Sabato. Mi sveglio alle 2 del pomeriggio, leggo che c’è uno showcase dei Giallorenzo in un bar ma me lo perdo in pieno perchè non riesco a capire come arrivarci a piedi da dove sono io (sono anche un po’ pigro comunque, non prendetemi per scemo). Mi mangio le mani quando poi ritrovo delle storie su instagram di due miei conoscenti che invece erano lì. Finisco di nuovo al Pedro, mi innamoro di MIVERGOGNO! perchè si sente come mi sento io, e di nuovo palco piccolo Baobab!, una voce bellissima e libera di una ragazza che mi tormenterà, immenso Pietro Berselli che ritrovo dopo una data sempre a Bergamo, in tutto lo splendore che merita e un pubblico che conosce a memoria ogni suo brano, il benvenuto a te caro mio. Visconti & The Giallorenzos con quel rock, amore e svastiche, Jesse The Faccio che mancava come l’aria che più che un live ci regala una psicoterapia collettiva e catartica. Palco piccolo con i Laguna Bollente, surreali e con un attaccamento malsano per gli Oro Ciok, Post Nebbia: mia piccola rivelazione dell’anno, ma non di quest’anno, di tutti gli anni a venire, che mi ricorda che si può essere giovani e amare le chitarre, non vedo l’ora di poter dire io quella volta lì, c’ero.

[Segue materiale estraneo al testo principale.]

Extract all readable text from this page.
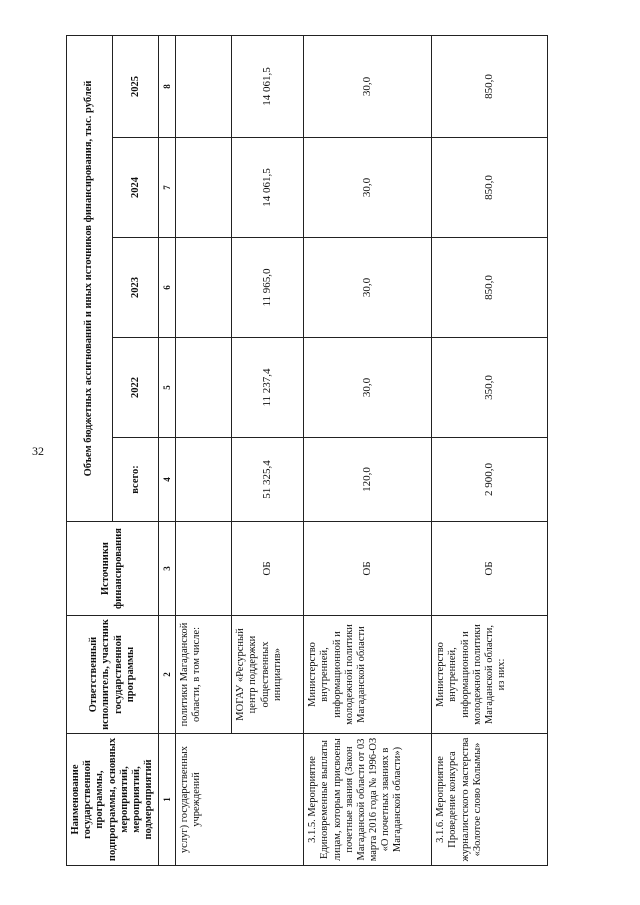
32
Наименование государственной программы, подпрограммы, основных мероприятий, мероприятий, подмероприятий	Ответственный исполнитель, участник государственной программы	Источники финансирования	Объем бюджетных ассигнований и иных источников финансирования, тыс. рублей				
			всего:	2022	2023	2024	2025
1	2	3	4	5	6	7	8
услуг) государственных учреждений	политики Магаданской области, в том числе:						
	МОГАУ «Ресурсный центр поддержки общественных инициатив»	ОБ	51 325,4	11 237,4	11 965,0	14 061,5	14 061,5
3.1.5. Мероприятие Единовременные выплаты лицам, которым присвоены почетные звания (Закон Магаданской области от 03 марта 2016 года № 1996-ОЗ «О почетных званиях в Магаданской области»)	Министерство внутренней, информационной и молодежной политики Магаданской области	ОБ	120,0	30,0	30,0	30,0	30,0
3.1.6. Мероприятие Проведение конкурса журналистского мастерства «Золотое слово Колымы»	Министерство внутренней, информационной и молодежной политики Магаданской области, из них:	ОБ	2 900,0	350,0	850,0	850,0	850,0
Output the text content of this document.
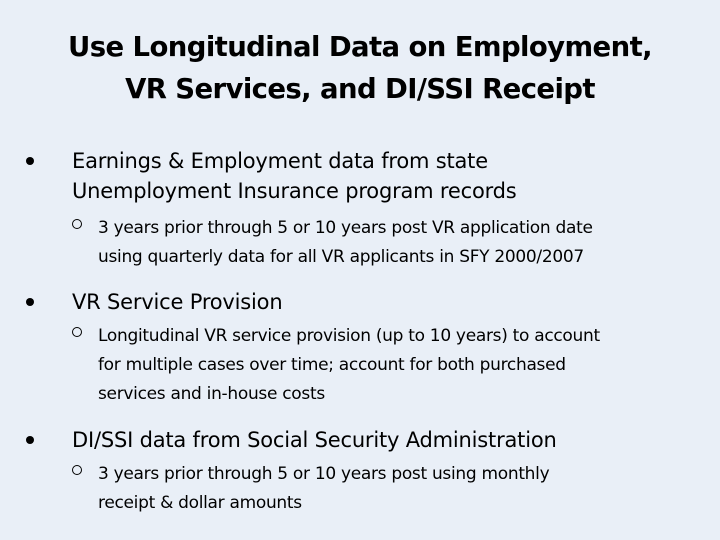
Use Longitudinal Data on Employment,
VR Services, and DI/SSI Receipt
Earnings & Employment data from state
Unemployment Insurance program records
3 years prior through 5 or 10 years post VR application date
using quarterly data for all VR applicants in SFY 2000/2007
VR Service Provision
Longitudinal VR service provision (up to 10 years) to account
for multiple cases over time; account for both purchased
services and in-house costs
DI/SSI data from Social Security Administration
3 years prior through 5 or 10 years post using monthly
receipt & dollar amounts
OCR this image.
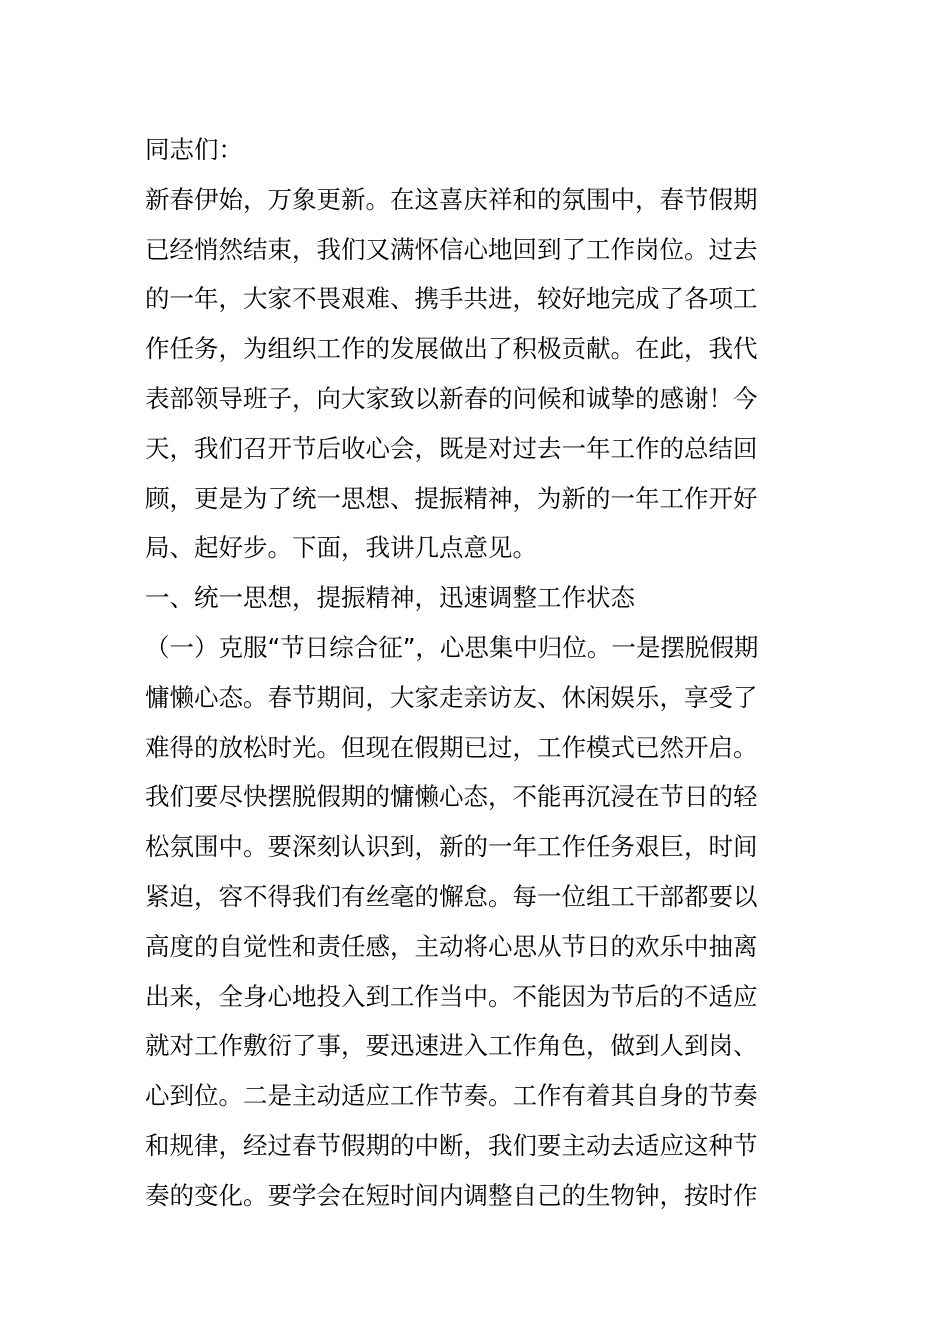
同志们：
新春伊始，万象更新。在这喜庆祥和的氛围中，春节假期
已经悄然结束，我们又满怀信心地回到了工作岗位。过去
的一年，大家不畏艰难、携手共进，较好地完成了各项工
作任务，为组织工作的发展做出了积极贡献。在此，我代
表部领导班子，向大家致以新春的问候和诚挚的感谢！今
天，我们召开节后收心会，既是对过去一年工作的总结回
顾，更是为了统一思想、提振精神，为新的一年工作开好
局、起好步。下面，我讲几点意见。
一、统一思想，提振精神，迅速调整工作状态
（一）克服“节日综合征”，心思集中归位。一是摆脱假期
慵懒心态。春节期间，大家走亲访友、休闲娱乐，享受了
难得的放松时光。但现在假期已过，工作模式已然开启。
我们要尽快摆脱假期的慵懒心态，不能再沉浸在节日的轻
松氛围中。要深刻认识到，新的一年工作任务艰巨，时间
紧迫，容不得我们有丝毫的懈怠。每一位组工干部都要以
高度的自觉性和责任感，主动将心思从节日的欢乐中抽离
出来，全身心地投入到工作当中。不能因为节后的不适应
就对工作敷衍了事，要迅速进入工作角色，做到人到岗、
心到位。二是主动适应工作节奏。工作有着其自身的节奏
和规律，经过春节假期的中断，我们要主动去适应这种节
奏的变化。要学会在短时间内调整自己的生物钟，按时作
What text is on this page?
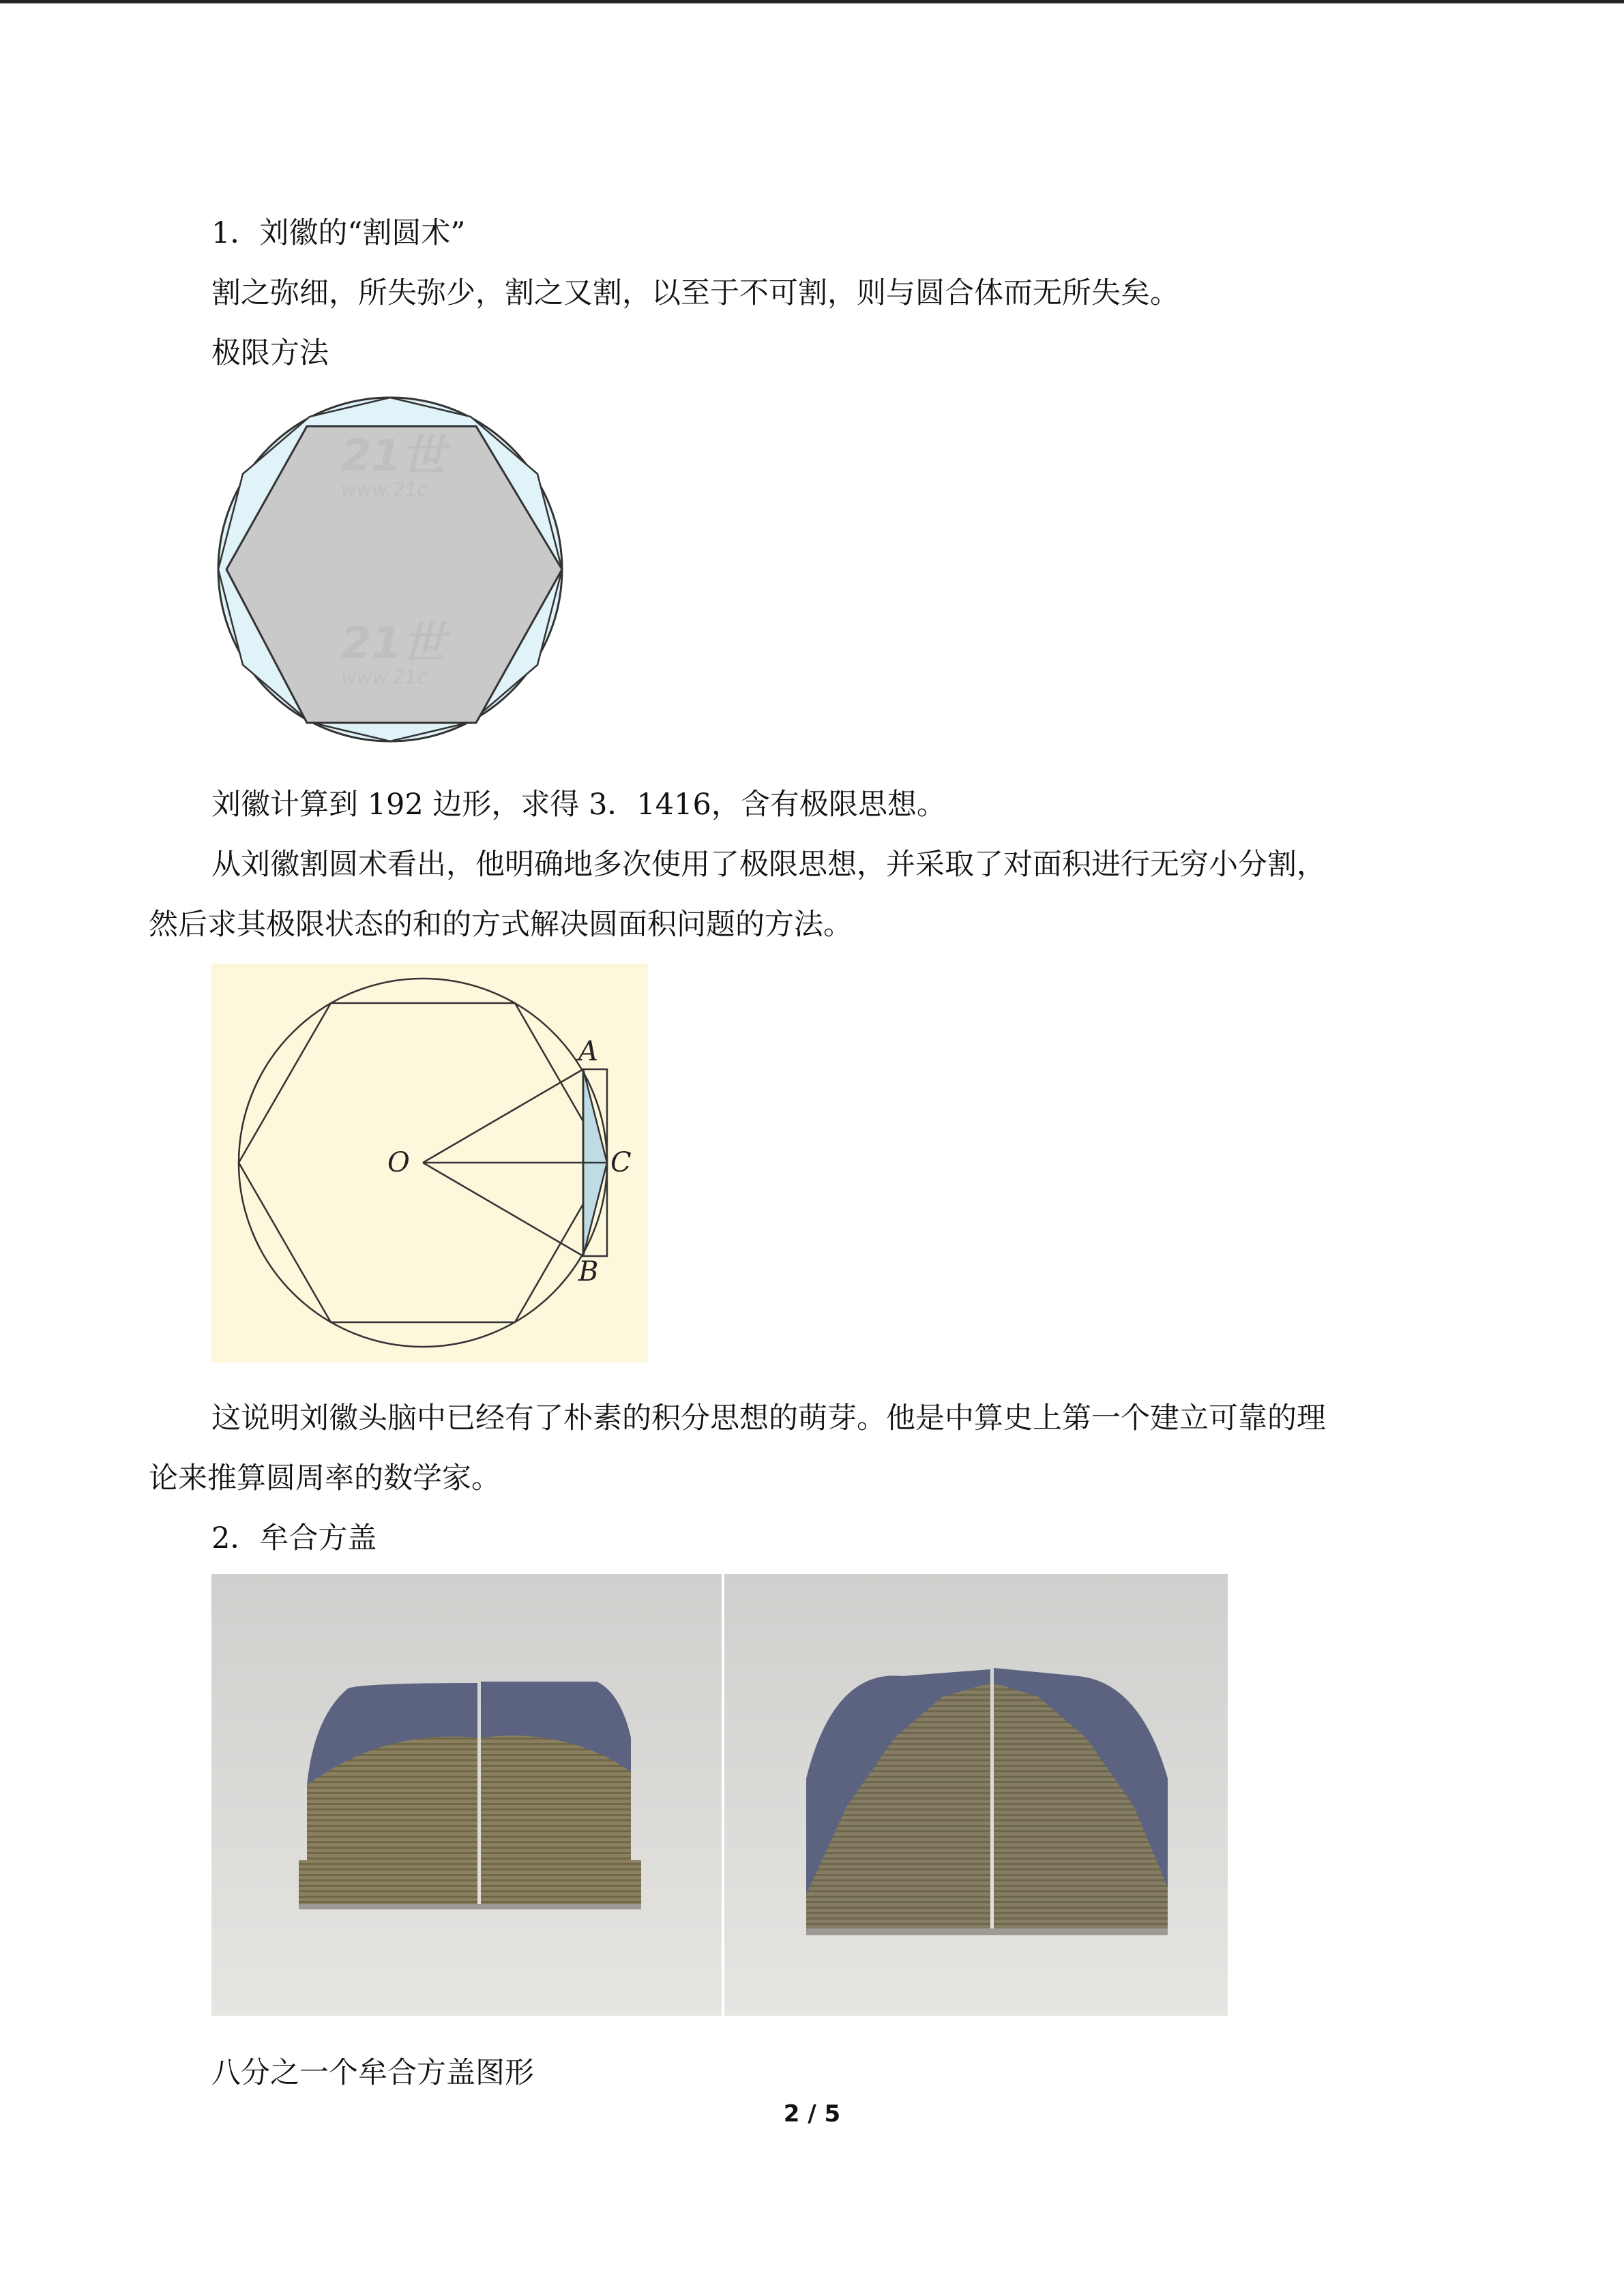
1．刘徽的“割圆术”
割之弥细，所失弥少，割之又割，以至于不可割，则与圆合体而无所失矣。
极限方法
21世
www.21c
21世
www.21c
刘徽计算到 192 边形，求得 3．1416，含有极限思想。
从刘徽割圆术看出，他明确地多次使用了极限思想，并采取了对面积进行无穷小分割，
然后求其极限状态的和的方式解决圆面积问题的方法。
A
O	C
B
这说明刘徽头脑中已经有了朴素的积分思想的萌芽。他是中算史上第一个建立可靠的理
论来推算圆周率的数学家。
2．牟合方盖
八分之一个牟合方盖图形
2 / 5
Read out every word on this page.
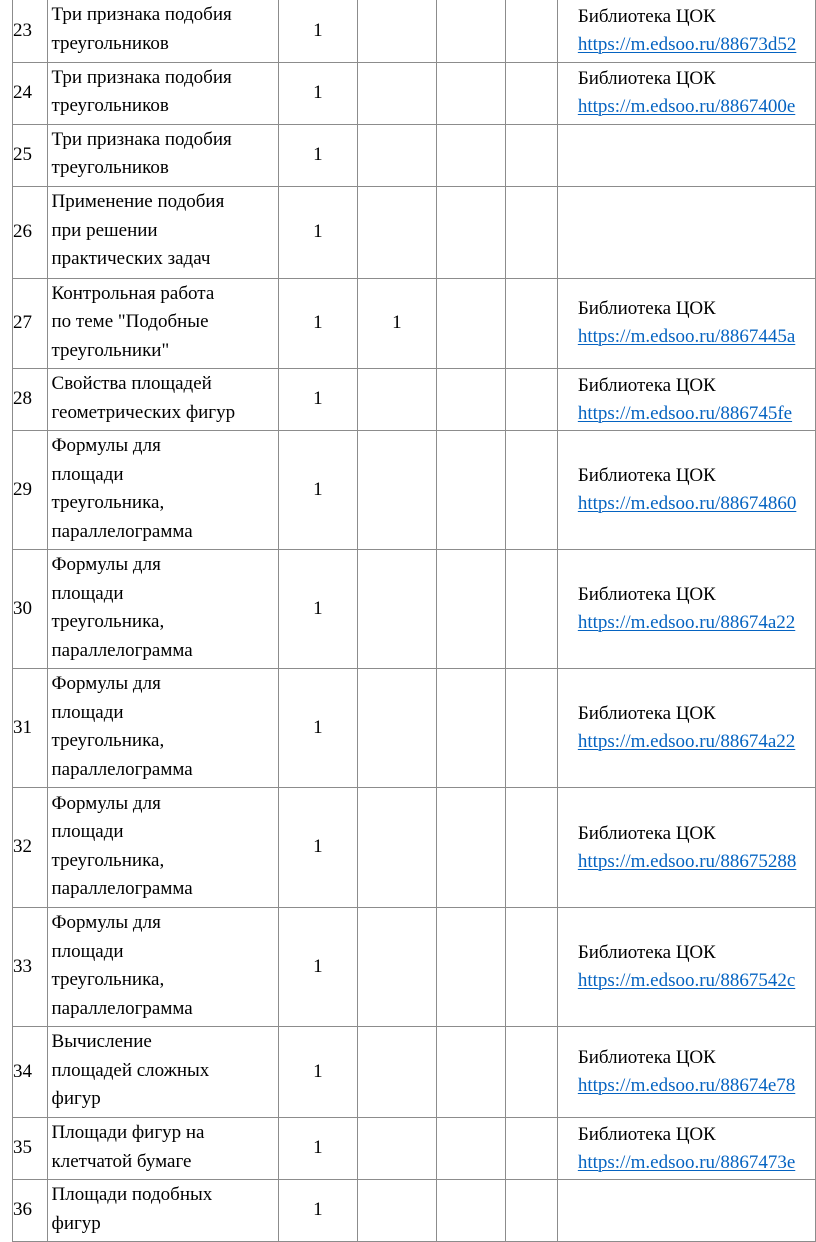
23	Три признака подобия
треугольников	1				Библиотека ЦОК
https://m.edsoo.ru/88673d52

24	Три признака подобия
треугольников	1				Библиотека ЦОК
https://m.edsoo.ru/8867400e

25	Три признака подобия
треугольников	1				

26	Применение подобия
при решении
практических задач	1				

27	Контрольная работа
по теме "Подобные
треугольники"	1	1			Библиотека ЦОК
https://m.edsoo.ru/8867445a

28	Свойства площадей
геометрических фигур	1				Библиотека ЦОК
https://m.edsoo.ru/886745fe

29	Формулы для
площади
треугольника,
параллелограмма	1				Библиотека ЦОК
https://m.edsoo.ru/88674860

30	Формулы для
площади
треугольника,
параллелограмма	1				Библиотека ЦОК
https://m.edsoo.ru/88674a22

31	Формулы для
площади
треугольника,
параллелограмма	1				Библиотека ЦОК
https://m.edsoo.ru/88674a22

32	Формулы для
площади
треугольника,
параллелограмма	1				Библиотека ЦОК
https://m.edsoo.ru/88675288

33	Формулы для
площади
треугольника,
параллелограмма	1				Библиотека ЦОК
https://m.edsoo.ru/8867542c

34	Вычисление
площадей сложных
фигур	1				Библиотека ЦОК
https://m.edsoo.ru/88674e78

35	Площади фигур на
клетчатой бумаге	1				Библиотека ЦОК
https://m.edsoo.ru/8867473e

36	Площади подобных
фигур	1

Un DJ set di cui mi ricordo poco perchè finisco a bere con un gruppo di sconosciuti sotto la pioggia. Questi due giorni mi hanno portato ad una dimensione vera, quella dove ci si può toccare, quella dove ci si può scontrare, dove si possono conoscere persone nuove anche se si è sudati da far schifo, dove ci si può ubriacare senza venire giudicati, quella dove si vive di musica e quella dove ci si emoziona davvero. Perchè, e mi spiace dirlo, di come ci si sentisse a con certo di Jesse The Faccio io, dopo tutto questo casino globale, me n’ero dimenticato, e per qualche mese ho persino creduto che i concerti non mi mancassero davvero, non come l’andare a mangiare fuori o al baretto con gli amici. Stupido me, la musica dal vivo mi mancava come l’aria fresca, mi son sentito come quando si trattiene il respiro a lungo, per poi ritrovarsi affannati e respirare di nuovo. Così.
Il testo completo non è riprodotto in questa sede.